Egal ob man Flash mag oder nicht: Es ist eine etablierte Plattform, welche die Produktion und Auslieferung von digitalen Werbemitteln einigermassen effizient und problemlos gestaltet. Bei HTML5 müssen gewisse Standards erst noch erarbeitet und implementiert werden, und vor allem fehlt es vielerorts noch an Know-how, Tools und Erfahrung.

HTML5-Werbemittel zu produzieren, die auf allen Browsern identisch aussehen, effizient programmiert sind und auf allen Ad-Servern problemlos funktionieren, ist nicht trivial. Zunächst muss man die Werbemittel viel intensiver testen, denn die HTML5-Implementierungen sind von Browser zu Browser und von Version zu Version unterschiedlich. Auch die Einhaltung der Dateigrössen-Limiten ist anspruchsvoll, denn HTML5-Werbemittel sind in der Regel deutlich schwerer als entsprechende Flash-Werbemittel; immerhin sind die Prinzipien, wie man möglichst leichte HTML5-Banner erzeugt, bereits von der Website-Optimierung her bekannt. Gewisse Tücken hat das Format auch bei der Integration der Click-Tags, bei Spezialformaten (z.B. Expandables, Wallpapers) sowie bei der Einbindung von Datenfeeds. (Für  technische Details vgl. das IAB Whitepaper «HTML5 for Digital Advertising 1.0»  oder die «HTML5-Richtlinie» des BVDW.)

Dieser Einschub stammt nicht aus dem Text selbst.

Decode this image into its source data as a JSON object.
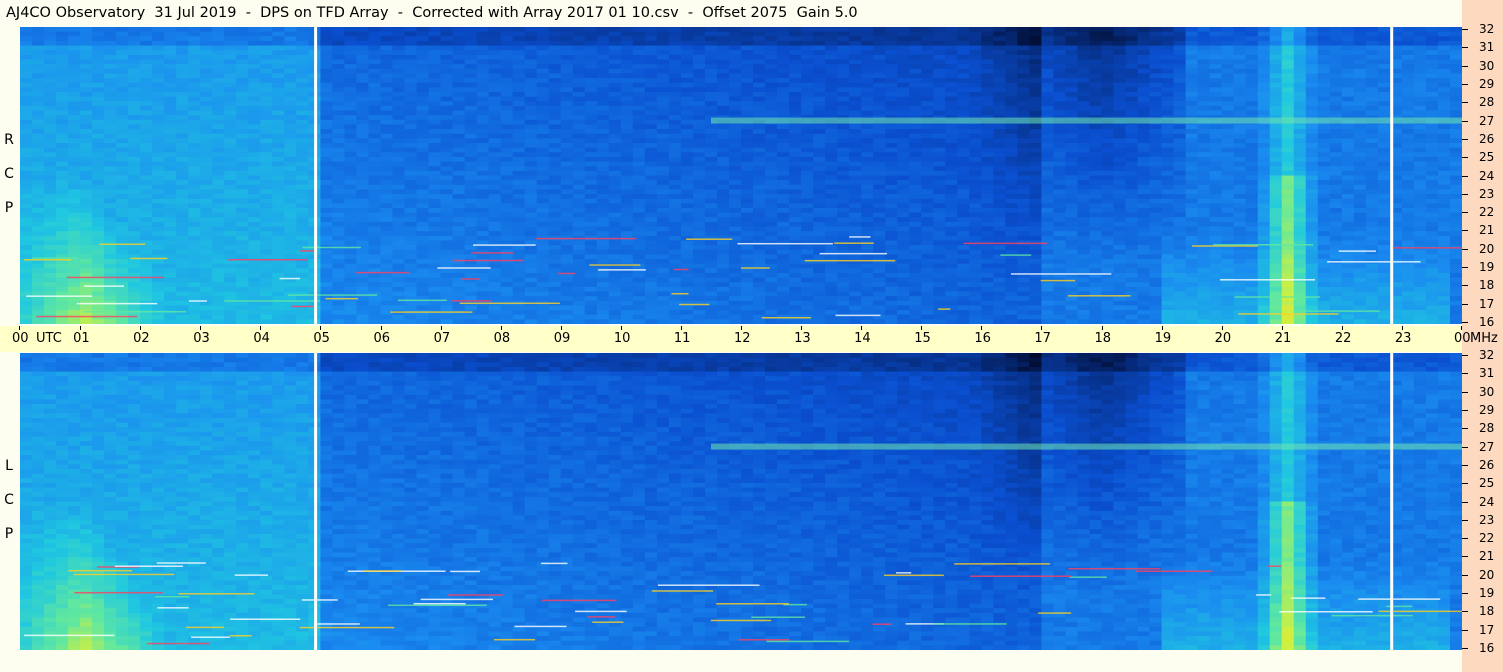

Nebst dem technischen gibt es auch einen finanziellen Apekt: Wenn Werbemittel ursprünglich in Flash erstellt wurden und nun im HTML5-Format benötigt werden, bedeutet das Aufwand. Will man eine absolut saubere Lösung, so baut man die Werbemittel in HTML5 komplett neu auf – und hat damit den doppelten Aufwand. Sucht man hingegen eine möglichst effiziente Lösung, so konvertiert man die bestehenden SWF-Dateien in HTML5. In diesem Fall muss man allerdings unter Umständen gewisse Unschönheiten (z.B. unscharfe Schriften, Artefakte und Farbfehler, ruckelnde Animationen, Auflösungsprobleme) in Kauf nehmen. Handeln muss man aber auf jeden Fall – und die Zeit drängt.